My experience has been that sliding doors jam a lot. The powered ones are worse but even the manual sliding doors are forever getting stuck or not closing on the first, second, or third tries.
 
That is a spectacularly unappealing vehicle. People made all the same comments about the Pontiac Aztek, and look what happened there... 'it's different,' 'it's about utility,' hell, the Aztek could fit a 4'x8' sheet of plywood or drywall inside! It had good driving dynamics, was reasonably reliable, and reasonably priced. Yet it managed to be perhaps the biggest automotive flop of all time. Arguably this is because of the horrendously bad styling, at the end of the day most people won't buy an ugly car even if it has the features they're looking for. I predict a similarly bad outcome for the TJ if it ever sees production.
 
Arguably this is because of the horrendously bad styling, at the end of the day most people won't buy an ugly car even if it has the features they're looking for. I predict a similarly bad outcome for the TJ if it ever sees production.

The Aztec just looked... incorrectly designed. I see Nissan Cubes all the time so I do think people will buy anything, for whatever reason they need.

This doesn't look too bad, looks very useful and is from a company isn't know for making complete garbage like Pontiac was.
 
The Aztec just looked... incorrectly designed. I see Nissan Cubes all the time so I do think people will buy anything, for whatever reason they need.

This doesn't look too bad, looks very useful and is from a company isn't know for making complete garbage like Pontiac was.

Aztek sold >92k units over 8 years in the US. http://carsalesbase.com/us-car-sales-data/pontiac/pontiac-aztek/

Cube sold <78k units over 8 years in the US. http://carsalesbase.com/us-car-sales-data/nissan/nissan-cube/

To put these numbers in perspective, Ford sells 400k-900k F-series trucks per year. http://carsalesbase.com/us-car-sales-data/ford/ford-f-series/

By at least one measure the Cube failed harder than the Aztek. A prime example of how one person's observations are usually quite skewed.
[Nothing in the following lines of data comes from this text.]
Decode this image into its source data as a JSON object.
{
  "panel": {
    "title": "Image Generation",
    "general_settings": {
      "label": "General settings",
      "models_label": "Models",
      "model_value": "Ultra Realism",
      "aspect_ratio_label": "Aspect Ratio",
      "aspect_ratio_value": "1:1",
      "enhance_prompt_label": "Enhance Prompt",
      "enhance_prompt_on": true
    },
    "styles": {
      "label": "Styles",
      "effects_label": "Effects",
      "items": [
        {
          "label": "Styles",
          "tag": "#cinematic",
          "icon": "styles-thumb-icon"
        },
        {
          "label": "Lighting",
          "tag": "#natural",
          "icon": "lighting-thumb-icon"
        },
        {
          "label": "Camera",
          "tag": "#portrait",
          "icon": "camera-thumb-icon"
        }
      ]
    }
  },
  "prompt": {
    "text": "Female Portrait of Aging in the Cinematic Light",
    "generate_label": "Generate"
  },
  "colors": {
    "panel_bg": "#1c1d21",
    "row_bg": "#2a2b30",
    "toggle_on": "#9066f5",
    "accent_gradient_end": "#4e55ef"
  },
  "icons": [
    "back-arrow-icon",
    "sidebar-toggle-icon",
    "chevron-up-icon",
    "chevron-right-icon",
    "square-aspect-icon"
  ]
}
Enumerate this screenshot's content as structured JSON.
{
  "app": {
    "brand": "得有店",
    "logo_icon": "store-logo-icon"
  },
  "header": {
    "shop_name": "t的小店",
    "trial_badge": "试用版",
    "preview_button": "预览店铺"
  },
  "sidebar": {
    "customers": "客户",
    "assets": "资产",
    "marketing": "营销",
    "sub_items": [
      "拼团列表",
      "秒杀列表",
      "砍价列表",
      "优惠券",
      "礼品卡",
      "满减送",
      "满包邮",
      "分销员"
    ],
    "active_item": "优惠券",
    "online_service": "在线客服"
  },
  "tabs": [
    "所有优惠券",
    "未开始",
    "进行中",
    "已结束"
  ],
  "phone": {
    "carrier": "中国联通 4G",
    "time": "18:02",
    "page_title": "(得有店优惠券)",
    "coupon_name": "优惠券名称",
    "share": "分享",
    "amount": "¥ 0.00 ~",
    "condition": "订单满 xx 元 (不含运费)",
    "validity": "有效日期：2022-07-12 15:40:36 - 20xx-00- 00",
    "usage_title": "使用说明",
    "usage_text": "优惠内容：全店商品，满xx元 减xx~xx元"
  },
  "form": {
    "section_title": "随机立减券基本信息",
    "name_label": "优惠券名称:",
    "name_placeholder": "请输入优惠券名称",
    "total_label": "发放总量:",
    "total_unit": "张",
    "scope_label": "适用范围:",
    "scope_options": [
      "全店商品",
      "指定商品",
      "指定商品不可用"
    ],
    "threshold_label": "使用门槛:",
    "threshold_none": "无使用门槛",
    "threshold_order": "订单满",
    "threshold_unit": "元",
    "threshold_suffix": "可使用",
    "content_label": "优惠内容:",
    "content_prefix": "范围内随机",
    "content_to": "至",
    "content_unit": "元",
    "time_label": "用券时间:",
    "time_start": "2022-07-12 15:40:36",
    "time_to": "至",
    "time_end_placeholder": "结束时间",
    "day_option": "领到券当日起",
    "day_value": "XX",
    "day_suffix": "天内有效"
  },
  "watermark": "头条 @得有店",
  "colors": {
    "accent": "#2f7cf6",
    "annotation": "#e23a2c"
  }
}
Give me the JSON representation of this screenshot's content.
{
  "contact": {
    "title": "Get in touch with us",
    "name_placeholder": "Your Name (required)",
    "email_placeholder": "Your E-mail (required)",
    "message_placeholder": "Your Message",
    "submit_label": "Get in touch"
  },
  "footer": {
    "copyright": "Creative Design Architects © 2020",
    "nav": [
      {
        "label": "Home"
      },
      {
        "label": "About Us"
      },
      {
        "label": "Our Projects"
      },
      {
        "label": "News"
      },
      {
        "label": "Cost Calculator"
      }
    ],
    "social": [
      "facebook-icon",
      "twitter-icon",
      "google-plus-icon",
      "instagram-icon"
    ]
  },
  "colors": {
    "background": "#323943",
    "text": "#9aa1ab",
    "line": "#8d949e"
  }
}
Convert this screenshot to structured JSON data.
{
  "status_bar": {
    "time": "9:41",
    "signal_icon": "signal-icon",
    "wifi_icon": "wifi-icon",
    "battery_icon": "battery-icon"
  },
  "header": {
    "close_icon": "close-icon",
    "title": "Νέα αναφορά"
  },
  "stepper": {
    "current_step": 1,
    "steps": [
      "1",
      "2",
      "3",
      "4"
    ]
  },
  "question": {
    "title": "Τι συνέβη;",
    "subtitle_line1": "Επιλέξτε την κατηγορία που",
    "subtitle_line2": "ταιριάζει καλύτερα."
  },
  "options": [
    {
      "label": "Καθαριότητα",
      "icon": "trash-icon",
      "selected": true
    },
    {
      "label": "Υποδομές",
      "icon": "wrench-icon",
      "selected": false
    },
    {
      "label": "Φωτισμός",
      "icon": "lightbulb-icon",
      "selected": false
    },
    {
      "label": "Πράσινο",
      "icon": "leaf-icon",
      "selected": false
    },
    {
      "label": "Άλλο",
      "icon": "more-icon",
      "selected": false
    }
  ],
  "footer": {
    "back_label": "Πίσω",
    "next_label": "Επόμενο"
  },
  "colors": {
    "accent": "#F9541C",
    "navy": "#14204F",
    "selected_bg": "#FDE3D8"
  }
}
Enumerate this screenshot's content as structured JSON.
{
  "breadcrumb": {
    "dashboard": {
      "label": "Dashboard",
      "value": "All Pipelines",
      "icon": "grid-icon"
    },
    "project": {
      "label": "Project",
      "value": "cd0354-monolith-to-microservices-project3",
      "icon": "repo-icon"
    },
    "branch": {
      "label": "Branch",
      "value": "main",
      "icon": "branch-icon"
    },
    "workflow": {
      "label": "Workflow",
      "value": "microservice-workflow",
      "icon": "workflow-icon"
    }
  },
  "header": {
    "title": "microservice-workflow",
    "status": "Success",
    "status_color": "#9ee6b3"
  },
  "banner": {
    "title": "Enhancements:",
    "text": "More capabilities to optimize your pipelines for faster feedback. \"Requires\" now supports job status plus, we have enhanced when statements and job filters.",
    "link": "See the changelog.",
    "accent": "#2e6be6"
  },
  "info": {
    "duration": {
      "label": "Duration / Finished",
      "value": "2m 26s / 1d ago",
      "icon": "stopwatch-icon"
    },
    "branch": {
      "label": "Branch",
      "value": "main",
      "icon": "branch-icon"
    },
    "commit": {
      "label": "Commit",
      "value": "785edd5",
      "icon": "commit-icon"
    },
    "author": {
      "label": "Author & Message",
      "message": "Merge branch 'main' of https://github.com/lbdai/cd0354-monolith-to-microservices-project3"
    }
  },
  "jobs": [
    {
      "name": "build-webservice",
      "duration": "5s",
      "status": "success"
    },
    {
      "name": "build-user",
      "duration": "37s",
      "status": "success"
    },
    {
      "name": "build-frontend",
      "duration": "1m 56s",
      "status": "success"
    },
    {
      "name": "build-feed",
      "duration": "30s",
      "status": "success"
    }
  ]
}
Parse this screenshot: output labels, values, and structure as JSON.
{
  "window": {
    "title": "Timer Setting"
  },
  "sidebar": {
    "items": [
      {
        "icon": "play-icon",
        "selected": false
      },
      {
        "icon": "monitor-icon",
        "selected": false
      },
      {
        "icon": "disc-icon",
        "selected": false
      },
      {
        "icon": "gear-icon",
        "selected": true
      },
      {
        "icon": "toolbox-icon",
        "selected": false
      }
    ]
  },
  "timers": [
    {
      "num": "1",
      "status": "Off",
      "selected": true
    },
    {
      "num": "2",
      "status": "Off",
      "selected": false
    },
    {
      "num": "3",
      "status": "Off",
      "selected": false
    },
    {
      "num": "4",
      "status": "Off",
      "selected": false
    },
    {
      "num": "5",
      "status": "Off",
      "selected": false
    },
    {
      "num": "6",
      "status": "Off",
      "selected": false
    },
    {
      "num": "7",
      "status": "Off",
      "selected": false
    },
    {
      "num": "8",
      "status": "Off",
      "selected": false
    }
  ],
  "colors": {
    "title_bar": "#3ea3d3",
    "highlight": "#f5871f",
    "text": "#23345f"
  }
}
I liked Pontiac as a car company. They did weird things regularly, sometimes well and sometimes poorly. They're above-average in manufacturer reliability, certainly higher than Nissan, ( http://www.dashboard-light.com/reports/Pontiac.html ) Love or hate them, Pontiac made numerous iconic American cars ( https://jalopnik.com/5229443/the-ten-greatest-pontiacs http://www.popularmechanics.com/cars/a4183/4315235/ and so on).

Weird styling turns some people away and many people don't need (or want) super-utilitarian cars. Market numbers indicate that people getting utilitarian vehicles buy trucks. And often buy luxury trucks at that ( half of super-duty sales are luxo-optioned https://truckyeah.jalopnik.com/the-100-000-luxury-ford-f-450-truck-an-idea-whose-tim-1818972116 ). I posit that the niche for car-platform utilitarian vehicles is just too small to support a model like the TJ in the US, not with the For Transit/Transit Connect and similar vehicles already sating the limited need.